On non-SLURM system, the --no_launch option will prevent the launch, but produce command files that may be launched sequentially by the user. These commands contain the input and output file names plumbed correctly from the script for one training stage to the script for the next training stage. So the scripts only need to be launched using bash <script.sh> in the correct sequence. The sequence for launching the scripts for manual launch is as follows:

  1. gen_data.sh
  2. finetune.sh
  3. train_competition.sh
  4. quark_init.sh
  5. validate_checkpoints.sh
  6. quark_finetune.sh

Note that the parameters in *.slurm files in the end_to_end_flow directory will be automatically added to the headers. Similarly the contents of the file env_load.sh will be inserted after the header to initialize the environment. If these are different for your system, please keep the following files in your working directory with the appropriate values: gpu1_config.slurm, gpu4_config.slurm, cpu_config.slurm and env_load.sh. The pandogen_train_top.py script will automatically pick the files in the working directory over the default files in the code repository in this case.

The training results will be in the directory models inside the working directory. The quark checkpoint will be in models/quark_JOBNAME_Timestamp where JOBNAME is the option passed through --name_prefix and Timestamp is the time at which the job was launched.

2.3. Package PandoGen checkpoints (Optional)

PandoGen checkpoints should be post-processed to be used in other machines or other locations. To do this, the following script can be used:

python package_quark_model.py <PandoGen checkpoint> <Packaged Checkpoint>

3. Running PandoGen sequence generation

To sample sequences from the trained PandoGen model a single script predict_decoder.py can be used. The script simply takes the trained checkpoint, and produces the output sequences. The various sampling parameters are passed to the script as follows.

 python predict_decoder.py \
                        --checkpoint <Final PandoGen model> \
                        --output_prefix <Prefix of output json file> \
                        --quark_model \
                        --gen_do_sample \
                        --gen_max_new_tokens 1398 \
                        --gen_num_return_sequences <Batch size> \
                        --gen_top_p <Top-p value> \
                        --num_batches <Number of batches to generate> \
                        --seed <Random seed> \
			--load_from_pretrained  # This option is used if the PandoGen model is packaged as per step (2.3) above.
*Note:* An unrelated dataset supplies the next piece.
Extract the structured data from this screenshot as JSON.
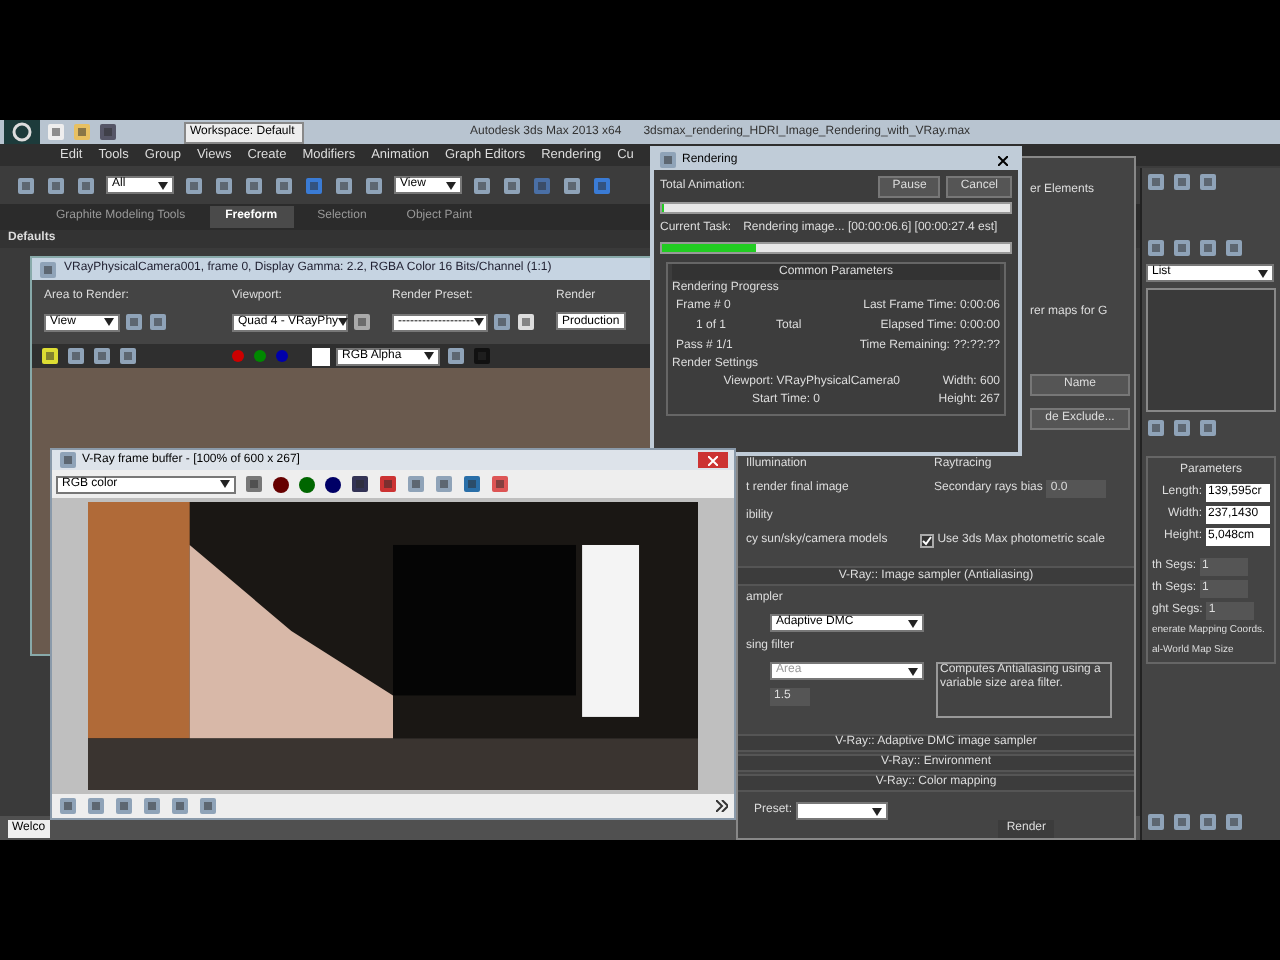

The output JSON file contains both generated sequences and their log-likelihoods, which may be used for ranking the sequences. In case PandoGen is being trained on sequences known at some past point in the pandemic so as to validate it, the generated output sequences may be compared with the sequences first reported after the training cutoff date in step 2.2. If PandoGen is being trained using all GISAID sequences so as to use it for forecasting future sequences, simply known sequences may be removed from the generated output file to get a list of new forecasts. Please follow our manuscript for details on how we perfromed evaluations.